La residencia vacacional de la aristocrática familia Ocampo, en la localidad bonaerense de San Isidro, fue una especie de sucursal del Círculo de Bloomsbury en Latinoamérica. A partir de la década de 1940, la mansión se convirtió en el domicilio estable de Victoria Ocampo y en el lugar de reunión de algunos de los intelectuales, artistas y escritores más importantes del siglo XX. La mayor de las Ocampo, escritora al igual que su h​ermana Silvina, recibió allí las visitas de  Graham Greene, Albert Camus, André Malraux, Aldous Huxley, Le Corbusier, Octavio Paz, Gabriela Mistral, Pablo Neruda, Maurice Ravel, Walter Gropius o el poeta bengalí Rabindranath ​Tagore. Desde comienzos de los años ’30, con la fundación de la editorial y revista Sur, Victoria Ocampo se había convertido en la promotora y artífice de un proyecto cultural-intelectual que congregó a las plumas de Oliverio Girondo, Eduardo Mallea, Bioy Casares, Jorge Luis Borges y José Ortega y Gasset, entre muchos otros.
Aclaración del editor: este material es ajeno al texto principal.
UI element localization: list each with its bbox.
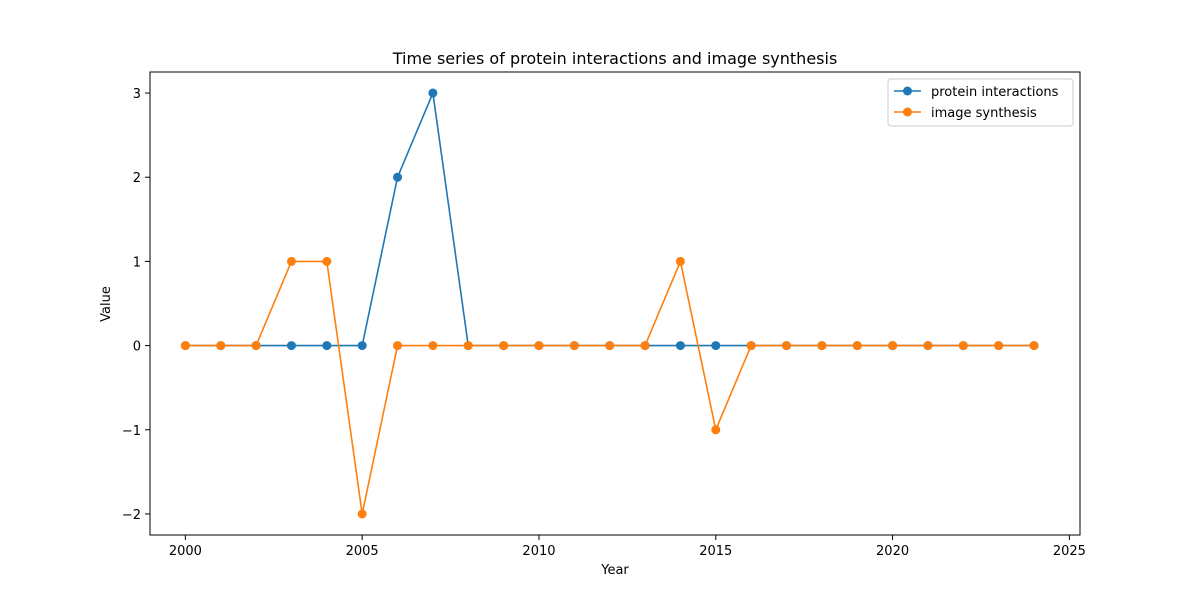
x-axis-label: Year (600, 563, 629, 578)
y-axis-label: Value (99, 286, 114, 322)
data-point (994, 341, 1004, 351)
x-tick-label: 2015 (699, 544, 732, 559)
data-point (888, 341, 898, 351)
plot-area (149, 71, 1081, 536)
x-tick-label: 2025 (1053, 544, 1086, 559)
data-point (1029, 341, 1039, 351)
data-point (216, 341, 226, 351)
x-tick-label: 2020 (876, 544, 909, 559)
data-point (817, 341, 827, 351)
data-point (357, 341, 367, 351)
data-point (640, 341, 650, 351)
data-point (393, 172, 403, 182)
data-point (782, 341, 792, 351)
chart-title: Time series of protein interactions and … (392, 49, 838, 68)
y-axis-ticks: −2 −1 0 1 2 3 (122, 87, 150, 523)
x-axis-ticks: 2000 2005 2010 2015 2020 2025 (169, 535, 1086, 559)
data-point (852, 341, 862, 351)
x-tick-label: 2010 (522, 544, 555, 559)
data-point (923, 341, 933, 351)
data-point (180, 341, 190, 351)
legend: protein interactions image synthesis (887, 78, 1074, 127)
y-tick-label: −2 (122, 508, 141, 523)
data-point (322, 341, 332, 351)
data-point (286, 341, 296, 351)
legend-label: protein interactions (931, 85, 1059, 100)
data-point (746, 341, 756, 351)
series-line (185, 90, 1035, 347)
data-point (958, 341, 968, 351)
legend-label: image synthesis (931, 106, 1037, 121)
data-point (428, 341, 438, 351)
legend-marker (903, 86, 912, 96)
data-point (251, 341, 261, 351)
plot-frame (149, 71, 1081, 536)
series-protein-interactions (180, 88, 1039, 351)
x-tick-label: 2005 (346, 544, 379, 559)
series-layer (180, 88, 1039, 519)
data-point (357, 509, 367, 519)
data-point (534, 341, 544, 351)
y-tick-label: 0 (133, 340, 141, 355)
series-line (185, 258, 1035, 515)
data-point (569, 341, 579, 351)
y-tick-label: 1 (133, 255, 141, 270)
data-point (463, 341, 473, 351)
y-tick-label: −1 (122, 424, 141, 439)
legend-marker (903, 107, 912, 117)
y-tick-label: 3 (133, 87, 141, 102)
legend-box (887, 78, 1074, 127)
x-tick-label: 2000 (169, 544, 202, 559)
data-point (428, 88, 438, 98)
data-point (711, 425, 721, 435)
data-point (393, 341, 403, 351)
data-point (322, 256, 332, 266)
data-point (286, 256, 296, 266)
data-point (675, 256, 685, 266)
data-point (711, 341, 721, 351)
y-tick-label: 2 (133, 171, 141, 186)
data-point (605, 341, 615, 351)
data-point (499, 341, 509, 351)
series-image-synthesis (180, 256, 1039, 519)
data-point (675, 341, 685, 351)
Mientras Europa se embarcaba en una larga noche de fascismo y guerra, Victoria mantenía en alto el estandarte de las humanidades y las artes de raigambre ilustrada. Desafiaba también así la condena geográfica del país, periférico-sureño, en el que había nacido. Muy lejos de Londres y de París, a muchos días de viaje en barco de las grandes metrópolis civilizadas, ​Ocampo inauguraba su particular Bloomsbury latino. La cultura europea era for export y en la Villa Ocampo también era posible tomar el té de las “five o’clock” o beber el champagne bien frío mientras se platicaba de ideologías, vanguardias literarias, pintura, teatro y religiones.
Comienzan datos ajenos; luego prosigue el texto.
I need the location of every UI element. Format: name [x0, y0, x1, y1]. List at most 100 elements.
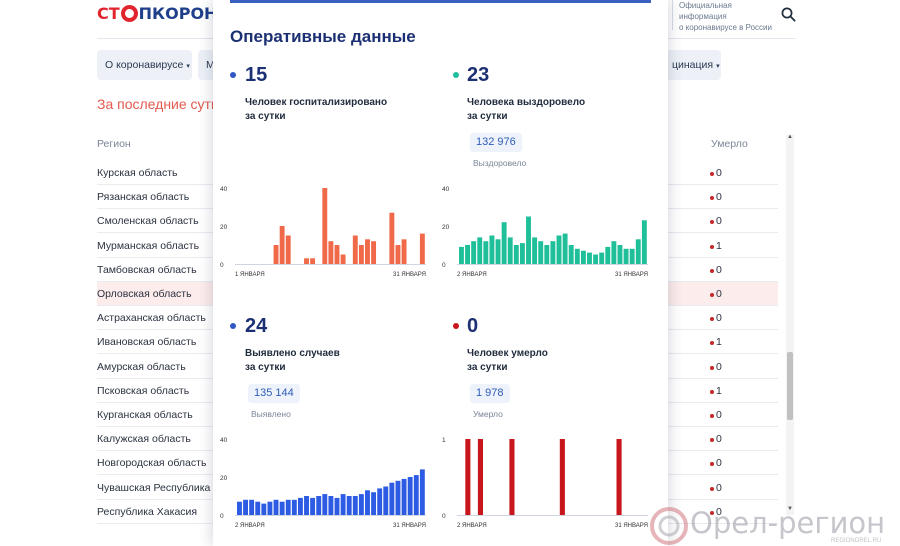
chart-bar[interactable]: [365, 239, 370, 264]
chart-bar[interactable]: [273, 245, 279, 264]
chart-bar[interactable]: [401, 478, 407, 515]
chart-bar[interactable]: [291, 499, 297, 515]
chart-bar[interactable]: [562, 233, 568, 264]
chart-bar[interactable]: [377, 488, 383, 515]
scrollbar-thumb[interactable]: [787, 352, 793, 420]
chart-bar[interactable]: [593, 254, 599, 265]
chart-bar[interactable]: [605, 246, 611, 264]
chart-bar[interactable]: [322, 494, 328, 515]
chart-bar[interactable]: [509, 439, 515, 515]
table-scrollbar[interactable]: [786, 135, 794, 515]
chart-bar[interactable]: [401, 239, 407, 264]
died-count: 1: [716, 384, 722, 397]
chart-bar[interactable]: [395, 480, 401, 515]
chart-bar[interactable]: [358, 494, 364, 515]
chart-bar[interactable]: [617, 245, 623, 264]
chart-bar[interactable]: [340, 254, 346, 265]
chart-bar[interactable]: [532, 237, 538, 264]
chart-bar[interactable]: [519, 243, 525, 264]
chart-bar[interactable]: [352, 496, 358, 515]
chart-bar[interactable]: [587, 252, 592, 264]
chart-bar[interactable]: [328, 496, 334, 515]
chart-bar[interactable]: [310, 258, 316, 264]
chart-bar[interactable]: [413, 475, 419, 515]
region-name: Орловская область: [97, 288, 192, 300]
chart-bar[interactable]: [371, 492, 377, 515]
chart-bar[interactable]: [641, 220, 647, 264]
chart-bar[interactable]: [538, 241, 544, 264]
chart-bar[interactable]: [279, 501, 285, 515]
chart-bar[interactable]: [501, 222, 507, 264]
chart-bar[interactable]: [322, 188, 328, 264]
chart-bar[interactable]: [629, 248, 635, 264]
chart-bar[interactable]: [346, 496, 352, 515]
chart-bar[interactable]: [635, 239, 641, 264]
column-header-died[interactable]: Умерло: [711, 138, 748, 150]
chart-bar[interactable]: [279, 226, 285, 264]
chart-bar[interactable]: [465, 439, 471, 515]
chart-bar[interactable]: [237, 501, 242, 515]
chart-bar[interactable]: [297, 497, 303, 515]
scroll-down-icon[interactable]: ▼: [787, 506, 793, 512]
chart-bar[interactable]: [580, 250, 586, 264]
chart-bar[interactable]: [616, 439, 622, 515]
chart-bar[interactable]: [544, 245, 550, 264]
y-tick-label: 20: [220, 475, 228, 482]
chart-bar[interactable]: [352, 235, 358, 265]
chart-bar[interactable]: [477, 237, 483, 264]
chart-bar[interactable]: [243, 499, 248, 515]
nav-vaccination[interactable]: цинация ▾: [662, 50, 721, 80]
chart-bar[interactable]: [419, 233, 425, 264]
chart-bar[interactable]: [358, 245, 364, 264]
chart-bar[interactable]: [334, 497, 340, 515]
chart-bar[interactable]: [556, 235, 562, 265]
stat-dot-cases: [230, 323, 236, 329]
chart-bar[interactable]: [550, 241, 556, 264]
chart-bar[interactable]: [285, 235, 291, 265]
chart-bar[interactable]: [623, 248, 629, 264]
stat-value-hospitalized: 15: [245, 64, 268, 86]
chart-bar[interactable]: [483, 241, 489, 264]
chart-bar[interactable]: [574, 248, 580, 264]
search-icon[interactable]: [781, 7, 796, 22]
x-end-label: 31 ЯНВАРЯ: [615, 272, 648, 278]
chart-bar[interactable]: [273, 499, 279, 515]
chart-bar[interactable]: [495, 239, 501, 264]
chart-bar[interactable]: [459, 246, 464, 264]
chart-bar[interactable]: [383, 486, 389, 516]
chart-bar[interactable]: [255, 501, 261, 515]
column-header-region[interactable]: Регион: [97, 138, 131, 150]
chart-bar[interactable]: [285, 499, 291, 515]
chart-bar[interactable]: [261, 503, 267, 515]
chart-bar[interactable]: [507, 237, 513, 264]
chart-bar[interactable]: [513, 245, 519, 264]
chart-bar[interactable]: [611, 241, 617, 264]
chart-bar[interactable]: [340, 494, 346, 515]
chart-bar[interactable]: [249, 499, 255, 515]
chart-bar[interactable]: [395, 245, 401, 264]
chart-bar[interactable]: [365, 490, 370, 515]
chart-bar[interactable]: [304, 496, 309, 515]
scroll-up-icon[interactable]: ▲: [787, 134, 793, 140]
chart-bar[interactable]: [526, 216, 531, 265]
chart-bar[interactable]: [389, 482, 395, 515]
chart-bar[interactable]: [568, 245, 574, 264]
chart-bar[interactable]: [477, 439, 483, 515]
chart-bar[interactable]: [304, 258, 309, 264]
chart-bar[interactable]: [489, 235, 495, 265]
chart-bar[interactable]: [471, 241, 477, 264]
chart-bar[interactable]: [419, 469, 425, 515]
chart-bar[interactable]: [328, 241, 334, 264]
chart-bar[interactable]: [371, 241, 377, 264]
chart-bar[interactable]: [334, 245, 340, 264]
chart-bar[interactable]: [267, 501, 273, 515]
chart-bar[interactable]: [389, 212, 395, 264]
chart-bar[interactable]: [465, 245, 470, 264]
chart-bar[interactable]: [310, 497, 316, 515]
chart-bar[interactable]: [559, 439, 565, 515]
chart-bar[interactable]: [316, 496, 322, 515]
chart-bar[interactable]: [599, 252, 605, 264]
nav-about-coronavirus[interactable]: О коронавирусе ▾: [97, 50, 192, 80]
y-tick-label: 40: [442, 186, 450, 193]
chart-bar[interactable]: [407, 477, 413, 515]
La Argentina era un país enorme, en el que tremendas fuerzas contrapuestas se debatían a m​uerte por asumir la dirección del destino nacional. En un rincón del cuadrilátero, Juan Domingo Perón y en el otro, los terratenientes y dueños de las vaquitas (ya lo había dicho Atahualpa Yupanqui, “las penas son de nosotros, las vaquitas son ajenas”).
El líder populista, Pocho para los amigos, apoyado por la clase trabajadora, los obreros, peones rurales y el personal doméstico (un eufemismo para designar a las mucamas), quería dar vuelta la tortilla, sacar de abajo a los de abajo poniendo todo patas para arriba. Con Perón y Evita había llegado la hora de la dignificación del pueblo, aunque también de su adoctrinamiento. La oposición antiperonista, los que serán llamados gorilas, representada por los miembros más ilustres de las familias patricias-oligárquicas, se encontraba inquieta, impaciente como un animal feroz agazapado. Habían dejado de tener la sartén por el mango. A mediados de los ’50, no tendrán reparos en recurrir a los cuarteles para reinstaurar el ancien régime: la Argentina del modelo anglo-agroexportador. El famoso granero del mundo, el milagro de la llanura pampeana, la fiesta de la Sociedad Rural Argentina.

Nostálgicos  de aquel Buenos Aires de comienzos de siglo en el que el barrio de Recoleta era una extensión del XVIe arrondissement parisino, los Ocampo, los Anchorena, los Casares, los Álzaga, los Quintana, los Alvear, los Bullrich, parapetados en sus palacetes o en el Jockey Club, miraban consternados la irrupción del aluvión zoológico de los cabecitas negras. La chusma, los grasas, la plebe de los morochos descamisados estaba pisoteando todo el jardín, no tenían modales y se comían las eses (no las heces). Y encima Evita tenía el descaro de usar esos tapados de visón, esos vestidos diseñados por Christian Dior: pero ¿quién se ha creído la mersa ésta? Era previsible. Buenos Aires nunca fue París. Soñó con que podría llegar a serlo, pero se despertó una mañana y al mirarse en el espejo del baño no pudo reconocerse más. Buenos Aires siempre ha estado en Latinoamérica y, como decía Roberto Bolaño, ésta es el manicomio de Europa. Un manicomio en el que Victoria Ocampo jugaba a ser la Virginia Woolf del Bloomsbury  porteño.